8. Determine the Domain for the Argument Since $0 < \theta < \pi$, we have: $0 + {\pi \over 4} < \theta + {\pi \over 4} < \pi + {\pi \over 4}$ ${\pi \over 4} < \theta + {\pi \over 4} < {{5\pi} \over 4}$ Let $X = \theta + \pi/4$. So, we need to solve $\sin X > 1/\sqrt{2}$ for $X \in (\pi/4, 5\pi/4)$. Explanation: This step finds the correct range for the transformed variable $X$.

9. Solve the Trigonometric Inequality for $X$ We need to find values of $X$ in $(\pi/4, 5\pi/4)$ such that $\sin X > 1/\sqrt{2}$. We know that $\sin X = 1/\sqrt{2}$ when $X = \pi/4$ or $X = 3\pi/4$. So, the solution for $X$ is $(\pi/4, 3\pi/4)$. Explanation: Identifies where the sine function exceeds the given value.

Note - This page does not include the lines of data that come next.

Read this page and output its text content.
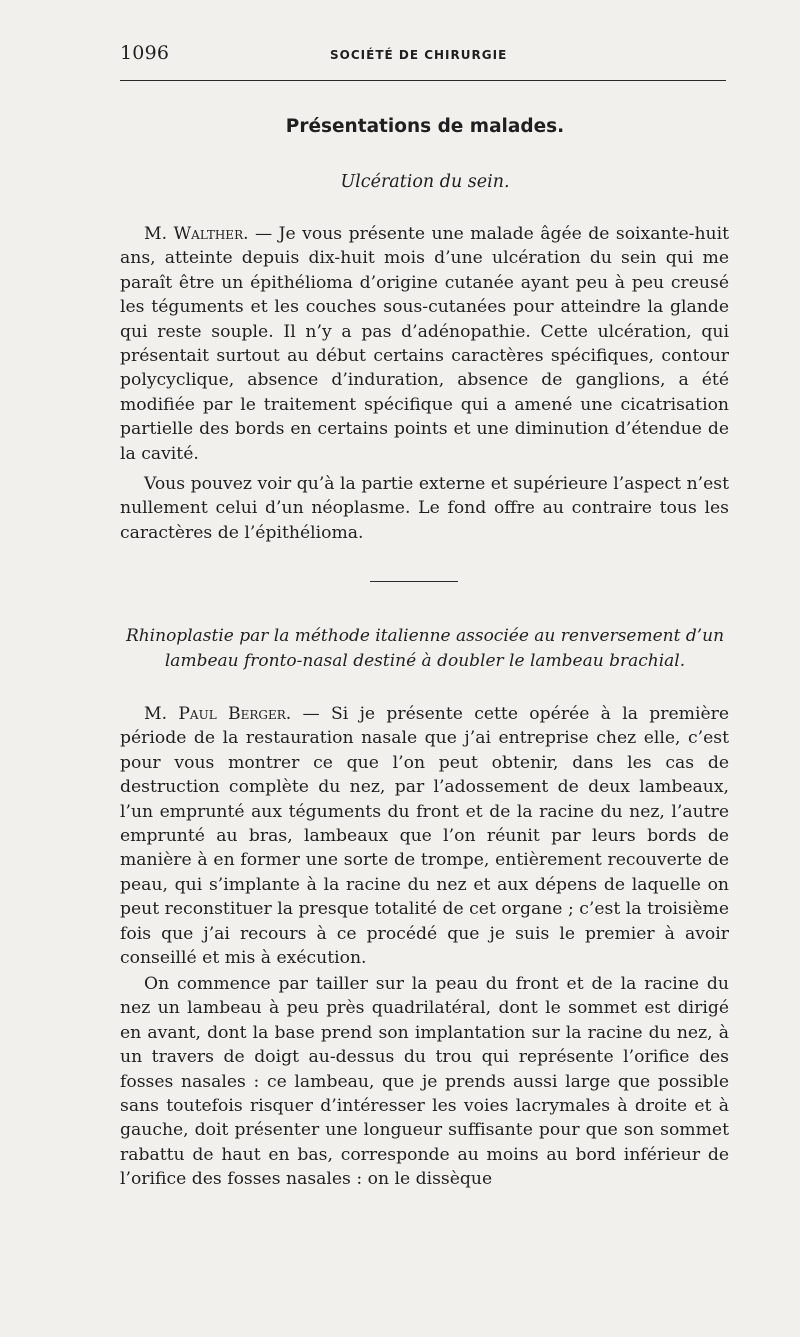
1096	SOCIÉTÉ DE CHIRURGIE
Présentations de malades.
Ulcération du sein.

M. Walther. — Je vous présente une malade âgée de soixante-huit ans, atteinte depuis dix-huit mois d’une ulcération du sein qui me paraît être un épithélioma d’origine cutanée ayant peu à peu creusé les téguments et les couches sous-cutanées pour atteindre la glande qui reste souple. Il n’y a pas d’adénopathie. Cette ulcération, qui présentait surtout au début certains caractères spécifiques, contour polycyclique, absence d’induration, absence de ganglions, a été modifiée par le traitement spécifique qui a amené une cicatrisation partielle des bords en certains points et une diminution d’étendue de la cavité.

Vous pouvez voir qu’à la partie externe et supérieure l’aspect n’est nullement celui d’un néoplasme. Le fond offre au contraire tous les caractères de l’épithélioma.

Rhinoplastie par la méthode italienne associée au renversement d’un
lambeau fronto-nasal destiné à doubler le lambeau brachial.

M. Paul Berger. — Si je présente cette opérée à la première période de la restauration nasale que j’ai entreprise chez elle, c’est pour vous montrer ce que l’on peut obtenir, dans les cas de destruction complète du nez, par l’adossement de deux lambeaux, l’un emprunté aux téguments du front et de la racine du nez, l’autre emprunté au bras, lambeaux que l’on réunit par leurs bords de manière à en former une sorte de trompe, entièrement recouverte de peau, qui s’implante à la racine du nez et aux dépens de laquelle on peut reconstituer la presque totalité de cet organe ; c’est la troisième fois que j’ai recours à ce procédé que je suis le premier à avoir conseillé et mis à exécution.

On commence par tailler sur la peau du front et de la racine du nez un lambeau à peu près quadrilatéral, dont le sommet est dirigé en avant, dont la base prend son implantation sur la racine du nez, à un travers de doigt au-dessus du trou qui représente l’orifice des fosses nasales : ce lambeau, que je prends aussi large que possible sans toutefois risquer d’intéresser les voies lacrymales à droite et à gauche, doit présenter une longueur suffisante pour que son sommet rabattu de haut en bas, corresponde au moins au bord inférieur de l’orifice des fosses nasales : on le dissèque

10. Solve for $\theta$ Substitute back $X = \theta + \pi/4$ into the solution for $X$: ${\pi \over 4} < \theta + {\pi \over 4} < {{3\pi} \over 4}$ Subtract $\pi/4$ from all parts of the inequality: ${\pi \over 4} - {\pi \over 4} < \theta < {{3\pi} \over 4} - {\pi \over 4}$ $0 < \theta < {{2\pi} \over 4}$ $0 < \theta < {\pi \over 2}$ So, the set of possible values for $\theta$ is $\left(0, {\pi \over 2}\right)$. Explanation: Converts back to the original variable.

Common Mistakes & Tips

• Incorrect Domain: Forgetting to adjust the domain for the transformed variable $X = \theta + \pi/4$ can lead to incorrect solutions.
• Trigonometric Errors: Mistakes in applying the trigonometric identity or solving the inequality are common. Double-check the values of $R$ and $\alpha$.
• Sign Errors: Ensure the inequality sign is correctly maintained throughout the solution.

Summary

This problem involves applying the concept of points lying on the same side of a line, transforming a trigonometric expression, and solving a trigonometric inequality within a given domain. The final solution is $\theta \in (0, \pi/2)$.

The final answer is $\boxed{\left(0, {\pi \over 2}\right)}$, which corresponds to option (D).